The union has consistently told its membership that it cannot call a strike absent an unfair labor practice on the part of Michigan Medicine. But according to the MNA-UMPNC website, Michigan Medicine is “bargaining in bad faith.” Under the National Labor Relations Act, this is grounds for a charge of unfair labor practices. Yet the union refuses to even call a strike vote.

Rank-and-file committee

The only way forward for Michigan Medicine nurses is to take their struggle into their own hands. It is certain that the MNA-UMPNC will not represent their interests in any way, and nurses must organize themselves independently of the union. The way to do this is to form a rank-and-file committee.

The rank-and-file committee, an independent and democratic body, should immediately demand a strike vote and a date certain to launch a strike, to continue until the demands of the nurses are met. The WSWS suggests that these demands include:

  • Safe staffing ratios, which requires hiring more nurses
  • A pay raise of 15 percent plus monthly cost-of-living adjustments
  • An end to mandatory overtime

Nurses must join their struggle to that of all other employees at Michigan Medicine and to the struggles of health care workers throughout Michigan and across the country.

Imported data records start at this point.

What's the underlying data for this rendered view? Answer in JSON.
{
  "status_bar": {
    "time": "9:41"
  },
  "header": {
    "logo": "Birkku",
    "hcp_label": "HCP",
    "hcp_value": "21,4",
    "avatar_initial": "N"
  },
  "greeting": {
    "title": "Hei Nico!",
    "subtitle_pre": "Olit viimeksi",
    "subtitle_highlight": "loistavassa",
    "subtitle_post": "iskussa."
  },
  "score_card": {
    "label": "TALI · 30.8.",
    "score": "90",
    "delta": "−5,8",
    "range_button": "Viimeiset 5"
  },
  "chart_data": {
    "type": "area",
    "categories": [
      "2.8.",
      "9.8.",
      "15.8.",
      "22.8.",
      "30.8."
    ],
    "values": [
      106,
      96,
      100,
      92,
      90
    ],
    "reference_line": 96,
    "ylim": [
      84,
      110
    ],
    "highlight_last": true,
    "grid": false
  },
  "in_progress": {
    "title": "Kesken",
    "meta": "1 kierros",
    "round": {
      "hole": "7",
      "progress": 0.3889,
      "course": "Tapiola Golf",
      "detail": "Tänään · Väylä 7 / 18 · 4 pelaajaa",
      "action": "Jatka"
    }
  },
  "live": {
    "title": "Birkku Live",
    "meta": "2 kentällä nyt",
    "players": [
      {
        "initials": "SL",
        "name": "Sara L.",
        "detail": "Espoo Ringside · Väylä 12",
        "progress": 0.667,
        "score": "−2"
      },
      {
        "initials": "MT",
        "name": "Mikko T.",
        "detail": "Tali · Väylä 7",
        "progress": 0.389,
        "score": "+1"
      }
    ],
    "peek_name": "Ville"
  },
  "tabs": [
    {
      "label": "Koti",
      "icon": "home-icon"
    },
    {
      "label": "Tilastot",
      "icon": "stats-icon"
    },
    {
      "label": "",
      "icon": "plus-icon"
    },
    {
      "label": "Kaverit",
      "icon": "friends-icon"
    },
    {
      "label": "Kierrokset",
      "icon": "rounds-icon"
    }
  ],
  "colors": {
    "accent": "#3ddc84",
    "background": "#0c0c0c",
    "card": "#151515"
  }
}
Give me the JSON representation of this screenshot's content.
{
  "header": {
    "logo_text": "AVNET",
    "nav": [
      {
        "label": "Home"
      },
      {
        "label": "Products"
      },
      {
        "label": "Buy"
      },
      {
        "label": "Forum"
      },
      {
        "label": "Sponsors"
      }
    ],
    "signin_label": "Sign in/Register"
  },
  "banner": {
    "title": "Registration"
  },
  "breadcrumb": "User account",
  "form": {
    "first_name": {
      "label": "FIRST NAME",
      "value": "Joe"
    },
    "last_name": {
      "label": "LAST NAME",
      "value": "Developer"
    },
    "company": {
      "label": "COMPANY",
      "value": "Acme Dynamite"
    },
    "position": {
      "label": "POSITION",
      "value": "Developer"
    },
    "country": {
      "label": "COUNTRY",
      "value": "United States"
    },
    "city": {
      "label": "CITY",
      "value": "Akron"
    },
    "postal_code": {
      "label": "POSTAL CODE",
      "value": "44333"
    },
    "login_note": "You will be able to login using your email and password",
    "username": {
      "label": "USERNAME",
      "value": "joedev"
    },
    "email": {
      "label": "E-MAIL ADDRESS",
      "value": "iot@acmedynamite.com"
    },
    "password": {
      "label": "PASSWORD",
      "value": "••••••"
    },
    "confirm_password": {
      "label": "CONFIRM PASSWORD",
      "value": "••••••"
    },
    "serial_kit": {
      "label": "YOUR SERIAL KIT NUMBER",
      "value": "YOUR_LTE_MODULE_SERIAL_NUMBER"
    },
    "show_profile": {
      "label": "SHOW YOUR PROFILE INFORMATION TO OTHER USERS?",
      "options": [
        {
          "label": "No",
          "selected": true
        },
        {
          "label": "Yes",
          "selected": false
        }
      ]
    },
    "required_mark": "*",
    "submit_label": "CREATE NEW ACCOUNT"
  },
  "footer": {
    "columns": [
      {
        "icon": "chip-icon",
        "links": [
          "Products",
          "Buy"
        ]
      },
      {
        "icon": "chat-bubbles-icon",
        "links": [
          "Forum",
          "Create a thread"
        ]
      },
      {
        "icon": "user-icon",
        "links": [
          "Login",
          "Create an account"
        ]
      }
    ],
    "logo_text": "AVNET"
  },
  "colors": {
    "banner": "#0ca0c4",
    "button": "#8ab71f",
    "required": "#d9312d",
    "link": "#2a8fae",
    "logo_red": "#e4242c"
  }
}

They should broaden their struggle to link up with those of autoworkers, teachers, logistics workers and others who are likewise fighting against inflation, impossible hours and under-staffing.

A strike by Michigan Medicine nurses, especially one led by a rank-and-file committee, would send a lightning bolt through the profit-driven health care industry. Health care workers everywhere would take courage from the nurses’ struggle. Such a strike would be the first step in the mobilization of the working class against a system that has proven it values profits over life.